Cover of: Functional Data Analysis (Springer Series in Statistics) | J. Ramsay Read Online
Share

Functional Data Analysis (Springer Series in Statistics)

  • 449 Want to read
  • ·
  • 54 Currently reading

Published by Springer .
Written in English


Book details:

The Physical Object
Number of Pages430
ID Numbers
Open LibraryOL7445776M
ISBN 10038740080X
ISBN 109780387400808

Download Functional Data Analysis (Springer Series in Statistics)

PDF EPUB FB2 MOBI RTF

The data sets exemplify the wide scope of functional data analysis; they are drawn from growth analysis, meteorology, biomechanics, equine science, economics, and medicine. The book presents novel statistical technology, much of it based on the authors’ own research work, while keeping the mathematical level widely accessible/5(7).   The data sets exemplify the wide scope of functional data analysis; they are drawn from growth analysis, meteorology, biomechanics, equine science, economics, and medicine. The book presents novel statistical technology, much of it based on the authors’ own research work, while keeping the mathematical level widely accessible.5/5(1). The data sets exemplify the wide scope of functional data analysis; they are drwan from growth analysis, meterology, biomechanics, equine science, economics, and medicine. The book presents novel statistical technology while keeping the mathematical level widely accessible. Anuj Srivastava is a Professor in the Department of Statistics and a Distinguished Research Professor at Florida State University. His areas of interest include statistical analysis on nonlinear manifolds, statistical computer vision, functional data analysis, and statistical shape theory.

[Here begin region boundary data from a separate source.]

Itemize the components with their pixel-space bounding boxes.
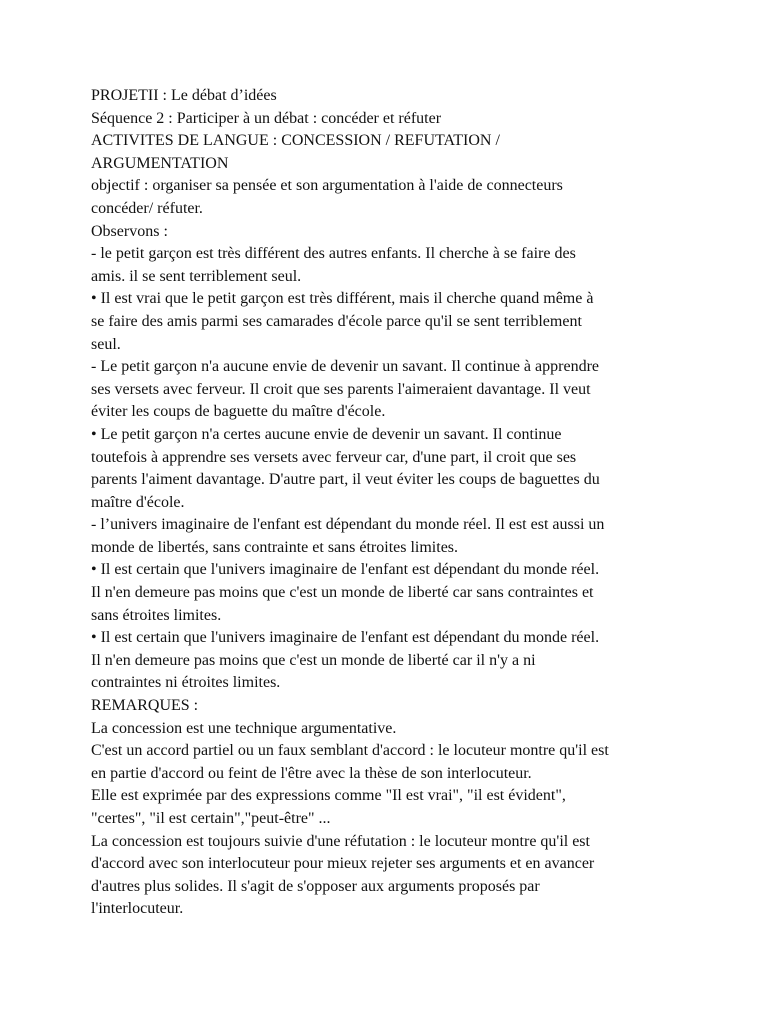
activities-heading-continued: ARGUMENTATION xyxy=(91,154,229,172)
text-line: parents l'aiment davantage. D'autre part, il veut éviter les coups de baguettes du xyxy=(91,471,600,489)
project-title: PROJETII : Le débat d’idées xyxy=(91,87,277,104)
text-line: se faire des amis parmi ses camarades d'école parce qu'il se sent terriblement xyxy=(91,312,582,330)
objective-line: concéder/ réfuter. xyxy=(91,199,203,217)
text-line: • Le petit garçon n'a certes aucune envie de devenir un savant. Il continue xyxy=(91,425,562,443)
remark-line: en partie d'accord ou feint de l'être avec la thèse de son interlocuteur. xyxy=(91,764,532,782)
remarques-heading: REMARQUES : xyxy=(91,697,199,715)
text-line: seul. xyxy=(91,335,121,353)
text-line: maître d'école. xyxy=(91,493,185,511)
text-line: • Il est certain que l'univers imaginaire de l'enfant est dépendant du monde réel. xyxy=(91,629,600,647)
text-line: sans étroites limites. xyxy=(91,606,222,624)
remark-line: C'est un accord partiel ou un faux semblant d'accord : le locuteur montre qu'il est xyxy=(91,742,609,760)
remark-line: l'interlocuteur. xyxy=(91,900,184,918)
objective-line: objectif : organiser sa pensée et son argumentation à l'aide de connecteurs xyxy=(91,177,563,195)
remark-line: La concession est une technique argumentative. xyxy=(91,719,397,737)
remark-line: d'autres plus solides. Il s'agit de s'opposer aux arguments proposés par xyxy=(91,877,540,895)
text-line: contraintes ni étroites limites. xyxy=(91,674,281,692)
remark-line: La concession est toujours suivie d'une réfutation : le locuteur montre qu'il est xyxy=(91,832,590,850)
remark-line: d'accord avec son interlocuteur pour mieux rejeter ses arguments et en avancer xyxy=(91,855,595,873)
text-line: amis. il se sent terriblement seul. xyxy=(91,267,302,285)
remark-line: Elle est exprimée par des expressions comme "Il est vrai", "il est évident", xyxy=(91,787,566,805)
text-line: - Le petit garçon n'a aucune envie de devenir un savant. Il continue à apprendre xyxy=(91,358,599,376)
text-line: ses versets avec ferveur. Il croit que ses parents l'aimeraient davantage. Il veut xyxy=(91,380,591,398)
activities-heading: ACTIVITES DE LANGUE : CONCESSION / REFUTATION / xyxy=(91,132,500,150)
text-line: Il n'en demeure pas moins que c'est un monde de liberté car sans contraintes et xyxy=(91,584,594,602)
text-line: - l’univers imaginaire de l'enfant est dépendant du monde réel. Il est est aussi un xyxy=(91,516,605,534)
text-line: toutefois à apprendre ses versets avec ferveur car, d'une part, il croit que ses xyxy=(91,448,577,466)
observons-heading: Observons : xyxy=(91,222,168,240)
text-line: • Il est certain que l'univers imaginaire de l'enfant est dépendant du monde réel. xyxy=(91,561,600,579)
remark-line: "certes", "il est certain","peut-être" ... xyxy=(91,810,331,827)
text-line: Il n'en demeure pas moins que c'est un monde de liberté car il n'y a ni xyxy=(91,651,536,669)
text-line: • Il est vrai que le petit garçon est très différent, mais il cherche quand même à xyxy=(91,290,594,308)
sequence-title: Séquence 2 : Participer à un débat : concéder et réfuter xyxy=(91,109,442,127)
text-line: - le petit garçon est très différent des autres enfants. Il cherche à se faire des xyxy=(91,245,576,263)
document-body xyxy=(91,85,691,921)
text-line: monde de libertés, sans contrainte et sans étroites limites. xyxy=(91,538,459,556)
text-line: éviter les coups de baguette du maître d'école. xyxy=(91,403,386,421)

The data sets exemplify the wide scope of functional data analysis; they are drwan from growth analysis, meterology, biomechanics, equine science, economics, and medicine. The book presents novel statistical technology while keeping the mathematical level widely accessible. It is designed to appeal to students, to applied data analysts, and to. The data sets exemplify the wide scope of functional data analysis; they are drawn from growth analysis, meteorology, biomechanics, equine science, economics, and medicine. The book presents novel statistical technology, much of it based on the authorsÕ own research work, while keeping the mathematical level widely accessible. Functional data analysis is a new area of statistical research, and these two leading figures present the first collection of methods in book-form. Much of . Introduction to Functional Data Analysis provides a concise textbook introduction to the field. It explains how to analyze functional data, both at exploratory and inferential levels. It also provides a systematic and accessible exposition of the methodology and .

Functional Data Analysis Some References Three references for this course (all Springer) Ramsay & Silverman, , Functional Data Analysis Ramsay & Silverman, , Applied Functional Data Analysis Ramsa,y Hooker & Graves, , Functional Data Analysis in R and Matlab Relevant Sofware: fda package in R 3/ General functional data analysis fda provides functions to enable all aspects of functional data analysis: It includes object-types for functional data with corresponding functions for smoothing, plotting and regression models. The package includes data sets and script files for working examples from the book: Ramsay, J. O., Hooker, Giles, and Cited by: 1.   This book contains the ideas of functional data analysis by a number of case studies. The case studies are accessible to research workers in a wide range of disciplines. Every reader should gain not only a specific understanding of the methods of functional data analysis, but more importantly a general insight into the underlying patterns of /5(5).   Functional Data Analysis book. Read reviews from world’s largest community for readers. Scientists today collect samples of curves and other functional o 4/5.